Setting up user security on a z/OS system by using RACFSetting up user security on a z/OS system using RACF
Additional information you need for setting up user security on a z/OS® system.
Before you begin
About this task
Repository permissions and role-based permissions for users are similar for servers running on z/OS and other platforms; however, on z/OS, when the Jazz® Team Server and the IBM Engineering Lifecycle Management (ELM) applications are configured to use RACF® for security, the WebSphere® Application Server or the WebSphere Liberty profile determines repository permissions based on RACF EJBROLE profiles for security control.
Define the Jazz Team Server and ELM application repository permissions using the EJBROLE class by completing the following tasks:
- Define the EJBROLE profiles:
- JazzAdmins
- Jazz repository administrators with full read/write access.
- JazzProjectAdmins
- Jazz repository administrators with specific permissions to manipulate project areas, team areas, and process templates.
- JazzGuests
- Users with read-only access to the Jazz repository.
- JazzUsers
- Users with regular read/write access to the Jazz repository.
Example RACF commands:RDEFINE EJBROLE JazzAdmins UACC(NONE) RDEFINE EJBROLE JazzProjectAdmins UACC (NONE) RDEFINE EJBROLE JazzGuests UACC(READ) RDEFINE EJBROLE JazzUsers UACC(NONE)
- Permit the appropriate access to users or groups. Example RACF commands:
Permit JazzAdmins CLASS(EJBROLE) ID(jazAdmns) ACCESS(READ) Permit JazzProjectAdmins CLASS(EJBROLE) ID(jPradmns) ACCESS (READ) Permit JazzUsers CLASS(EJBROLE) ID(jazzgrp) ACCESS(READ)

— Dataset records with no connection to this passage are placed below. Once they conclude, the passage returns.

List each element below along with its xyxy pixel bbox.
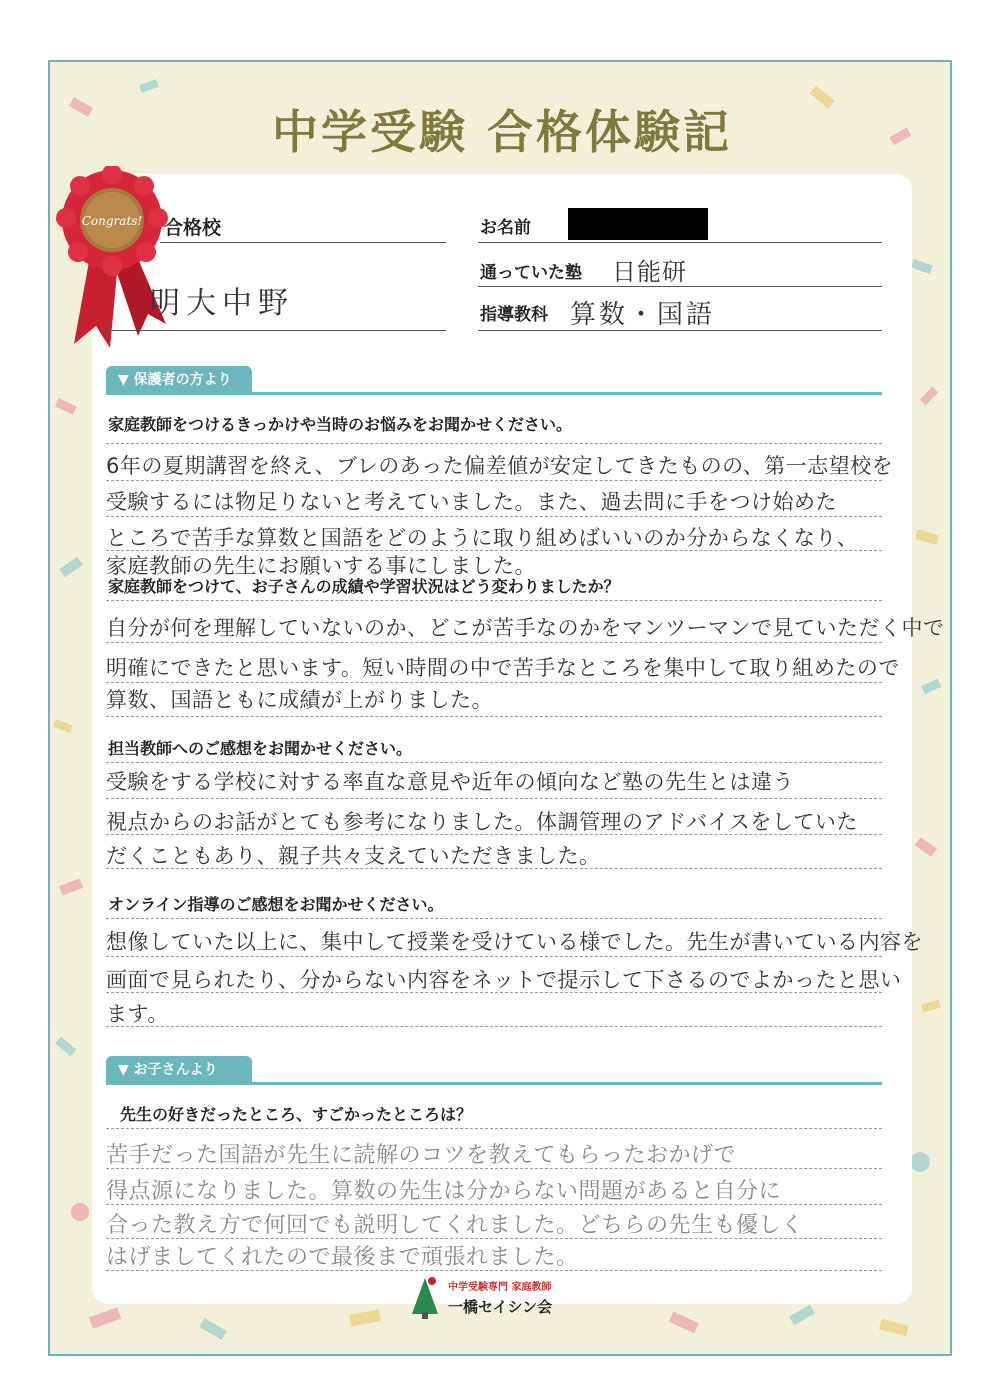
child-answer-line-3: 合った教え方で何回でも説明してくれました。どちらの先生も優しく <box>106 1213 804 1238</box>
answer-rule <box>106 642 882 643</box>
logo-tagline: 中学受験専門 家庭教師 <box>448 1282 552 1293</box>
school-label: 合格校 <box>164 217 222 239</box>
answer-rule <box>106 480 882 481</box>
answer-rule <box>106 918 882 919</box>
answer-rule <box>106 762 882 763</box>
seishin-logo <box>410 1274 590 1322</box>
answer-rule <box>106 1204 882 1205</box>
subject-value: 算数・国語 <box>570 300 716 330</box>
child-answer-line-1: 苦手だった国語が先生に読解のコツを教えてもらったおかげで <box>106 1143 737 1168</box>
certificate-frame <box>48 60 952 1356</box>
child-answer-line-2: 得点源になりました。算数の先生は分からない問題があると自分に <box>106 1179 782 1204</box>
answer-2-line-3: 算数、国語ともに成績が上がりました。 <box>106 688 493 712</box>
logo-name: 一橋セイシン会 <box>448 1298 553 1316</box>
answer-2-line-2: 明確にできたと思います。短い時間の中で苦手なところを集中して取り組めたので <box>106 656 900 680</box>
answer-rule <box>106 443 882 444</box>
subject-underline <box>478 330 882 331</box>
answer-rule <box>106 1270 882 1271</box>
answer-4-line-1: 想像していた以上に、集中して授業を受けている様でした。先生が書いている内容を <box>106 930 923 954</box>
juku-value: 日能研 <box>612 258 687 286</box>
answer-rule <box>106 516 882 517</box>
child-section-tab: ▼ お子さんより <box>106 1056 252 1084</box>
answer-3-line-2: 視点からのお話がとても参考になりました。体調管理のアドバイスをしていた <box>106 810 858 834</box>
name-underline <box>478 242 882 243</box>
answer-3-line-3: だくこともあり、親子共々支えていただきました。 <box>106 844 601 868</box>
answer-rule <box>106 1026 882 1027</box>
answer-rule <box>106 956 882 957</box>
answer-1-line-2: 受験するには物足りないと考えていました。また、過去問に手をつけ始めた <box>106 490 837 514</box>
name-label: お名前 <box>480 218 531 238</box>
juku-label: 通っていた塾 <box>480 263 582 283</box>
answer-4-line-3: ます。 <box>106 1002 169 1026</box>
answer-1-line-1: 6年の夏期講習を終え、ブレのあった偏差値が安定してきたものの、第一志望校を <box>106 454 894 478</box>
juku-underline <box>478 286 882 287</box>
question-2: 家庭教師をつけて、お子さんの成績や学習状況はどう変わりましたか？ <box>108 577 620 596</box>
school-underline <box>106 330 446 331</box>
answer-rule <box>106 716 882 717</box>
answer-1-line-3: ところで苦手な算数と国語をどのように取り組めばいいのか分からなくなり、 <box>106 526 859 550</box>
answer-rule <box>106 798 882 799</box>
answer-rule <box>106 1238 882 1239</box>
question-3: 担当教師へのご感想をお聞かせください。 <box>108 739 413 758</box>
subject-label: 指導教科 <box>480 305 548 325</box>
answer-rule <box>106 834 882 835</box>
question-4: オンライン指導のご感想をお聞かせください。 <box>108 895 444 914</box>
congrats-text: Congrats! <box>81 214 143 228</box>
parent-section-bar <box>106 392 882 395</box>
answer-1-line-4: 家庭教師の先生にお願いする事にしました。 <box>106 554 536 578</box>
child-section-bar <box>106 1082 882 1085</box>
answer-rule <box>106 1128 882 1129</box>
name-redaction <box>568 208 708 240</box>
school-label-line <box>160 242 446 243</box>
answer-rule <box>106 1168 882 1169</box>
tree-logo-icon <box>410 1274 440 1320</box>
answer-3-line-1: 受験をする学校に対する率直な意見や近年の傾向など塾の先生とは違う <box>106 770 794 794</box>
answer-rule <box>106 682 882 683</box>
congrats-rosette-icon <box>52 166 172 356</box>
answer-rule <box>106 868 882 869</box>
parent-section-tab: ▼ 保護者の方より <box>106 366 252 394</box>
school-value: 明大中野 <box>150 286 294 321</box>
answer-rule <box>106 600 882 601</box>
answer-2-line-1: 自分が何を理解していないのか、どこが苦手なのかをマンツーマンで見ていただく中で <box>106 616 945 640</box>
answer-4-line-2: 画面で見られたり、分からない内容をネットで提示して下さるのでよかったと思い <box>106 968 902 992</box>
answer-rule <box>106 992 882 993</box>
child-question: 先生の好きだったところ、すごかったところは？ <box>120 1105 473 1124</box>
child-answer-line-4: はげましてくれたので最後まで頑張れました。 <box>106 1245 579 1270</box>
page-title: 中学受験 合格体験記 <box>271 105 732 159</box>
question-1: 家庭教師をつけるきっかけや当時のお悩みをお聞かせください。 <box>108 415 573 434</box>
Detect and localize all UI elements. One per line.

- Activate the new definitions:After the RACF RDEFINE and PERMIT commands, you must issue the following command to take them into account:
SETROPTS RACLIST(EJBROLE) REFRESH
- After you configure Jazz Team Server, you
must log on as a Jazz Team Server
administrator to verify the configuration. Before attempting to verify the configuration, provide at
least one user ID or group with read authority to the JazzAdmins profile in the EJBROLE class. Notes:
- When you add user IDs to the Jazz repository, you must also give them read authority to the appropriate RACF profile in the EJBROLE class (JazzAdmins, JazzProjectAdmins, JazzGuests, JazzUsers).
- For WebSphere Application
Server:
- Specifying a System Authorization Facility (SAF) profile prefix during the WebSphere Application Server customization process affects the way the EJBROLE profiles are referenced. For more information about using EJBROLE profiles, search the WebSphere Application Server for z/OS product documentation for the version that you are running for the System Authorization Facility for role-based authorization topic.
- If you select the Enable SAF Authorization option as the external authorization provider and select Use the APPL profile to restrict access to the application server, you must grant READ access to the APPL profile for the IBM Engineering Workflow Management (EWM) users. Search the WebSphere Application Server for z/OS product documentation for the version that you are running for more information.
- If it is set, note the value of com.ibm.security.SAF.profilePrefix. It will be used as a prefix for the EJBROLEs in RACF.
- For WebSphere Liberty profile:
- A System Authorization Facility (SAF) profile prefix is specified in the server.xml and jvm.options files that affects the way the EJBROLE profiles are referenced. For more information about using EJBROLE profiles, search the WebSphere Application Server for z/OS product documentation for the version that you are running for the System Authorization Facility for role-based authorization topic.
- You must grant READ access to the APPL profile for the Engineering Workflow Management users. Search the WebSphere Application Server for z/OS product documentation for the version that you are running for more information.
- The value for
profilePrefix
in server.xml will be used as a prefix for the EJBROLEs in RACF.
Attention: When your password expires, you cannot connect to the Jazz Team Server, but you will not receive an error message that indicates your password has expired. If you cannot connect to the Jazz Team Server because of an expired password, you must change the password using TSO or IBM Developer for z/OS.